The cardio machine is wrong. You can't trust them, and they definitely don't know your body composition.

Fitness trackers can track your steps, heart rate, and sleep. More expensive fitness trackers can do more.

Regardless of your budget, getting a fitness tracker will give you more insight on what's going on -- giving you more information to make informed adjustments.

Many times, we work out extra hard in the gym for the luxury of laying around the rest of the day. Some fitness trackers you can set to give you a buzz if you are sitting for too long. If you invest in a good fitness tracker, you'll see your heart rate during workouts; giving you a personalized look at how hard you really are going.

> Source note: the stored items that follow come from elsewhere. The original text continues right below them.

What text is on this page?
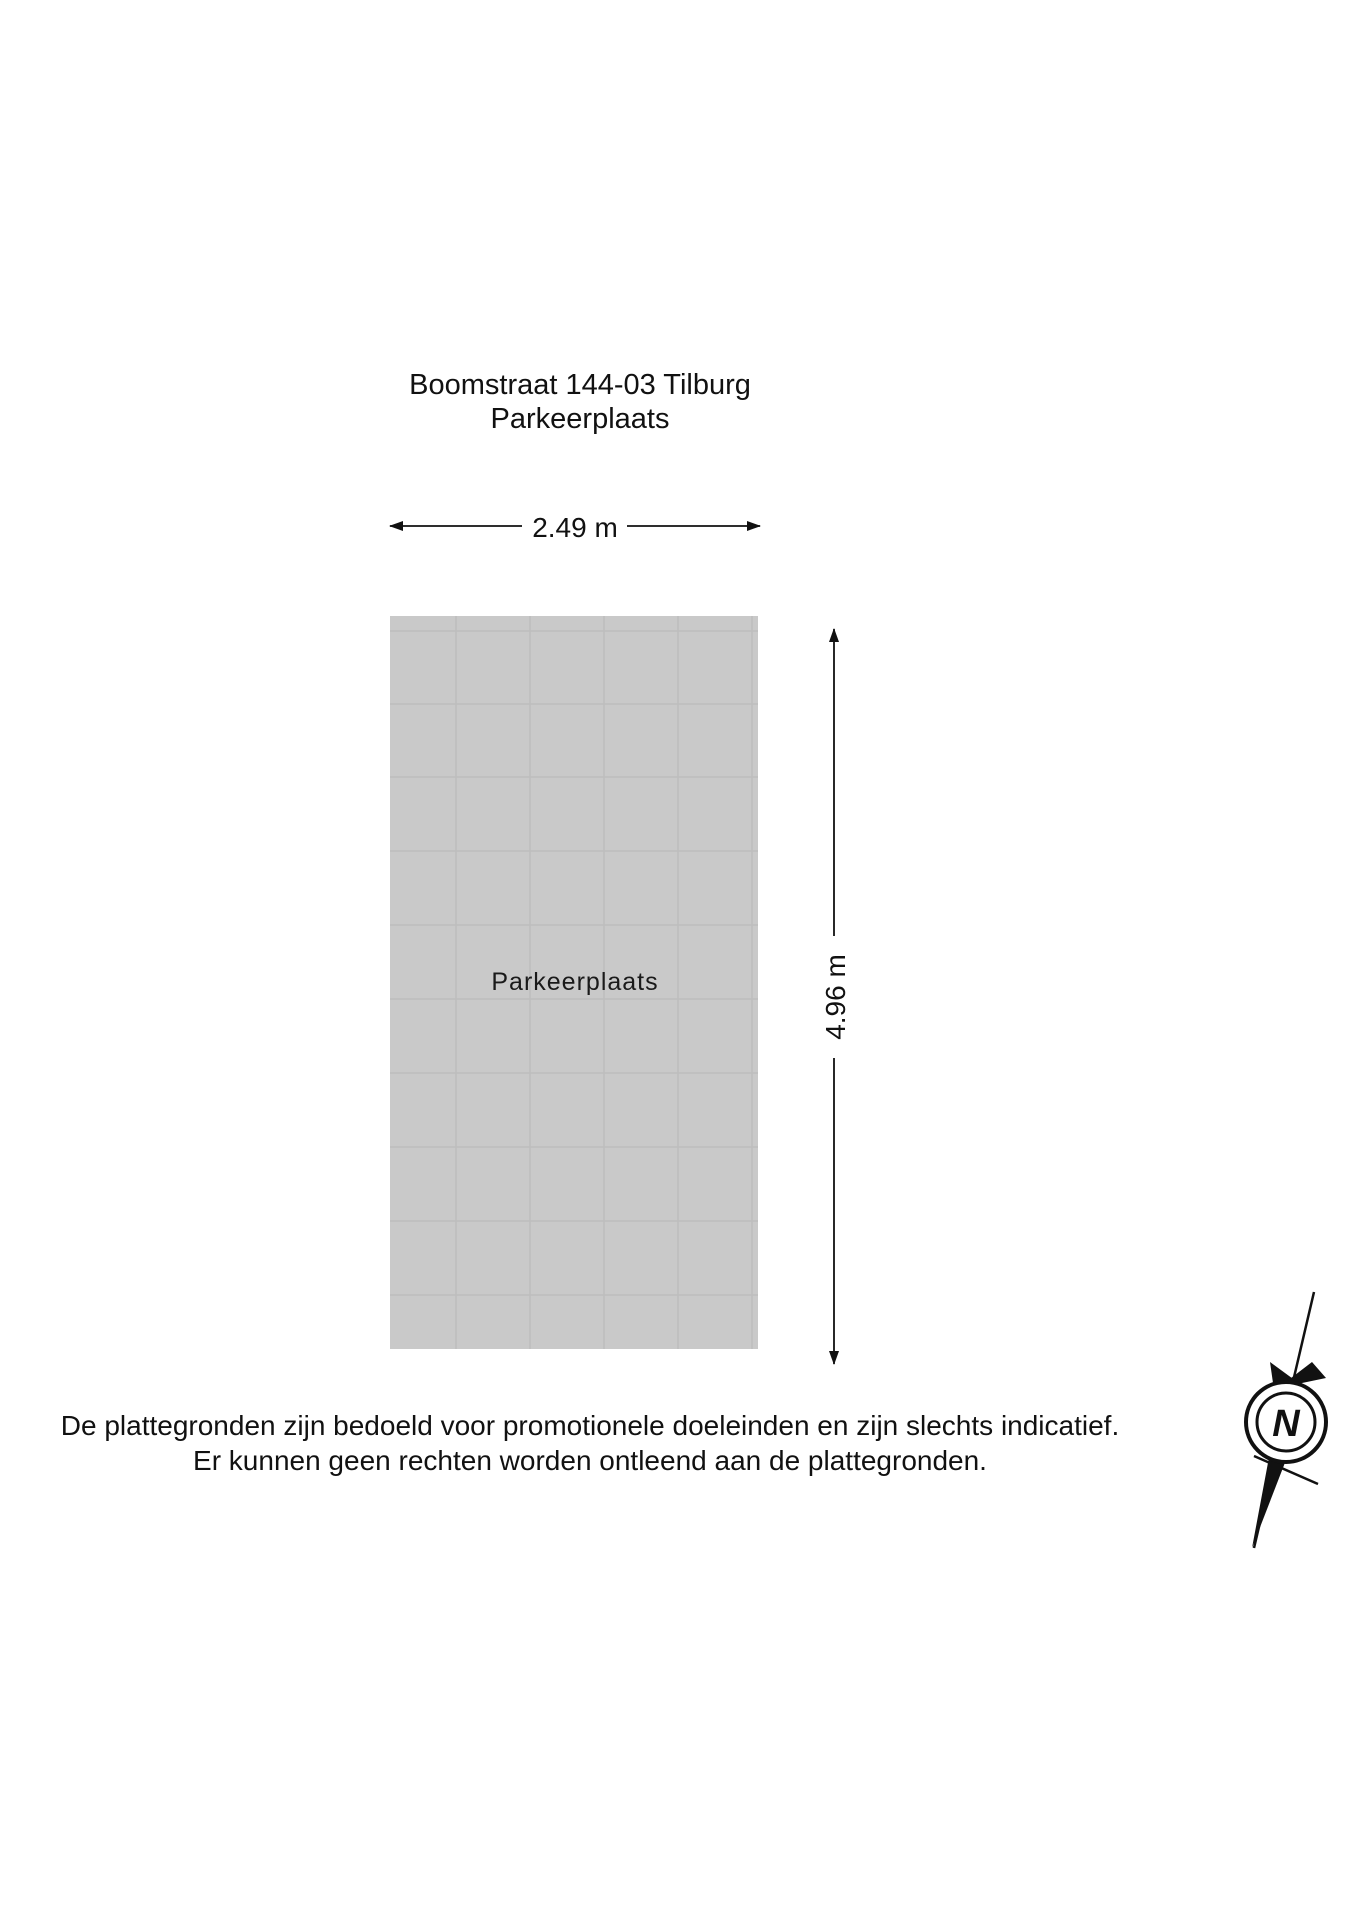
Boomstraat 144-03 Tilburg
Parkeerplaats
Parkeerplaats
2.49 m
4.96 m
N
De plattegronden zijn bedoeld voor promotionele doeleinden en zijn slechts indicatief.
Er kunnen geen rechten worden ontleend aan de plattegronden.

If your fitness tracker says your heart rate isn't increasing much, you aren't going to see the progress you want.

8.) Two a Day

Remember that excessive post-exercise oxygen consumption? When you start doing high-intensity workouts, your metabolism is boosted afterward. Another great benefit from high-intensity training is that your hunger hormone ghrelin is reduced.

Doing a morning and evening session will burn more calories, keep your EPOC stoked, and it may help reduce your feeling of hunger.

Wrapping It Up

While these tips are great for short-term loss, making a long-term lifestyle change is always the best. Once you reach your goal for whatever reason you needed to lose the weight, start slowly implementing a more sustainable way to keep reaching goals.